Yes of course it does. It makes perfect mathematical sense.[/b]
this doesn't answer any of Galvos points, no not even a smidgen!
PARADISE
A beautiful park, or a parklike garden. The Greek word 'paradeisos', occurs three times in the Christian Greek Scriptures. (Lu 23:43; 2Co 12:4; Re 2:7) Greek writers as far back as Xenophon (c. 431-352 B.C.E.) used the word (pairidaeza), and Pollux attributed it to Persian sources. (Cyropaedia, I, iii, 14; Anabasis, I, ii, 7; Onomasticon, IX, 13)
Some lexicographers would derive the Hebrew word pardes (meaning, basically, a park) from the same source. But since Solomon (of the 11th century B.C.E.) used pardes in his writings, whereas existing Persian writings go back only to about the sixth century B.C.E., such derivation of the Hebrew term is only conjectural. (Ec 2:5; Ca 4:13) The remaining use of pardes is at Nehemiah 2:8, where reference is made to a royal wooded park of Persian King Artaxerxes Longimanus, in the fifth century B.C.E.
The three terms (Hebrew pardes, Persian pairidaeza, and Greek paradeisos), however, all convey the basic idea of a beautiful park or parklike garden. The first such park was that made by man’s Creator, Jehovah God, in Eden. (Ge 2:8, 9, 15) It is called a gan, or “garden,” in Hebrew but was obviously parklike in size and nature. The Greek Septuagint appropriately uses the term paradeisos with reference to that garden.
What is the Paradise that Jesus promised to the evildoer who died alongside him?
Luke’s account shows that an evildoer, being executed alongside Jesus Christ, spoke words in Jesus defense and requested that Jesus remember him when he ‘got into his kingdom.’ Jesus’ reply was: “Truly I tell you today, You will be with me in Paradise.” (Lu 23:39-43) The punctuation shown in the rendering of these words must, of course, depend on the translators understanding of the sense of Jesus words, since no punctuation was used in the original Greek text.
Punctuation in the modern style did not become common until about the ninth century C.E.
Whereas many translations place a comma before the word “today” and thereby give the impression that the evildoer entered Paradise that same day, there is nothing in the rest of the Scriptures to support this. Jesus himself was dead and in the tomb until the third day and was then resurrected as “the firstfruits” of the resurrection. (Ac 10:40; 1Co 15:20; Col 1:18) He ascended to heaven 40 days later.—Joh 20:17; Ac 1:1-3, 9.

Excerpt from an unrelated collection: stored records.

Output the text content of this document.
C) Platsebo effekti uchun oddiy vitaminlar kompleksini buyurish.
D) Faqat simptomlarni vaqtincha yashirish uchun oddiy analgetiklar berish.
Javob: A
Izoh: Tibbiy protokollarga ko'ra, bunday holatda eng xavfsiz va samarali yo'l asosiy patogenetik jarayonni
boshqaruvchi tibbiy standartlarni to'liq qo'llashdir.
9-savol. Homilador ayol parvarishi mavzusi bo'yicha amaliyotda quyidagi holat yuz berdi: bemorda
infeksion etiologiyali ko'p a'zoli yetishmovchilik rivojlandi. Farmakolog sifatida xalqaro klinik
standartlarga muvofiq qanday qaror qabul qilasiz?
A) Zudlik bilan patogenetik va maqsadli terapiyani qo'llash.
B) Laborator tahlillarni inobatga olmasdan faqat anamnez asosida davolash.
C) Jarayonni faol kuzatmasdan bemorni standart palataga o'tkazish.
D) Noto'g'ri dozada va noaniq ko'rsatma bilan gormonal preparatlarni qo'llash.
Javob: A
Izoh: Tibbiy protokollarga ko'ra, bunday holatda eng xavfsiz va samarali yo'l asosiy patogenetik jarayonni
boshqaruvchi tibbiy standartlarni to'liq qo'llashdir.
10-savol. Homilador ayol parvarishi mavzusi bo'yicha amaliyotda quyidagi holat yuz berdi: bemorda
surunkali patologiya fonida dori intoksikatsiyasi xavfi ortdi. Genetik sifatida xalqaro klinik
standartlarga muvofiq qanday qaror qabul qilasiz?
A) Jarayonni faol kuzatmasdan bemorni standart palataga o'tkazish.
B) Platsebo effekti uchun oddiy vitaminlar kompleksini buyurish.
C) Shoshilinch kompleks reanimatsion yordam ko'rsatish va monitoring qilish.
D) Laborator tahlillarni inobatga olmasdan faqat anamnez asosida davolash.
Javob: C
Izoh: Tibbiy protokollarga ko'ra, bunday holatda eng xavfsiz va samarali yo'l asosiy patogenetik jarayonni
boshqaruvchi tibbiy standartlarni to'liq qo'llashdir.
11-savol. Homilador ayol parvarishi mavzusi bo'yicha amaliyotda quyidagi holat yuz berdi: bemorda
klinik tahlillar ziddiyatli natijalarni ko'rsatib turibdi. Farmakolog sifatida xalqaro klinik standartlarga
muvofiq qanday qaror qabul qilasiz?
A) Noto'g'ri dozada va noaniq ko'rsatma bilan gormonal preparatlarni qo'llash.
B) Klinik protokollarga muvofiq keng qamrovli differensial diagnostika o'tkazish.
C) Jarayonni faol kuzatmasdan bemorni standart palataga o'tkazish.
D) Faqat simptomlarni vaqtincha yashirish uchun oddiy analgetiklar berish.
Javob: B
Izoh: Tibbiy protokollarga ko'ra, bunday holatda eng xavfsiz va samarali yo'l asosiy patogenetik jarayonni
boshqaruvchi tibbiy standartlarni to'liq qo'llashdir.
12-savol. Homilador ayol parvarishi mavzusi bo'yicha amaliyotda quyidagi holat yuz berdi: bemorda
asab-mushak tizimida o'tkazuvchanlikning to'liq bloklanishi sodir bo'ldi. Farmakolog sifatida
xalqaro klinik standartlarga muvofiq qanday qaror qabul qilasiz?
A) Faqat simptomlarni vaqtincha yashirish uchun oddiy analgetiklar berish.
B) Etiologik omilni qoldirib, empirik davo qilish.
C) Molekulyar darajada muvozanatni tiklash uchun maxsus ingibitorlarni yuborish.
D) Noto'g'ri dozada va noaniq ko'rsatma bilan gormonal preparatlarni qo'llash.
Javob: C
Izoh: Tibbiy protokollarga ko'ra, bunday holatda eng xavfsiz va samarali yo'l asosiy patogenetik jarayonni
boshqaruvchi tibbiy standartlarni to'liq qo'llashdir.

The evidence is, therefore, that Jesus use of the word “today” was not to give the time of the evildoer’s being in Paradise but, rather, to call attention to the time in which the promise was being made and during which the evildoer had shown a measure of faith in Jesus. It was a day when Jesus had been rejected and condemned by the highest-ranking religious leaders of his own people and was thereafter sentenced to die by Roman authority. He had become an object of scorn and ridicule. So the wrongdoer alongside him had shown a notable quality and commendable heart attitude in not going along with the crowd but, rather, speaking out in Jesus’ behalf and expressing belief in his coming Kingship. Recognizing that
the emphasis is correctly placed on the time of the promise’s being made rather than on the time of its fulfillment, other translations, such as those in English by Rotherham and Lamsa, those in German by Reinhardt and W. Michaelis, as well as the Curetonian Syriac of the fifth century C.E., rendered the text in a form similar to the reading of the New World Translation, quoted herein.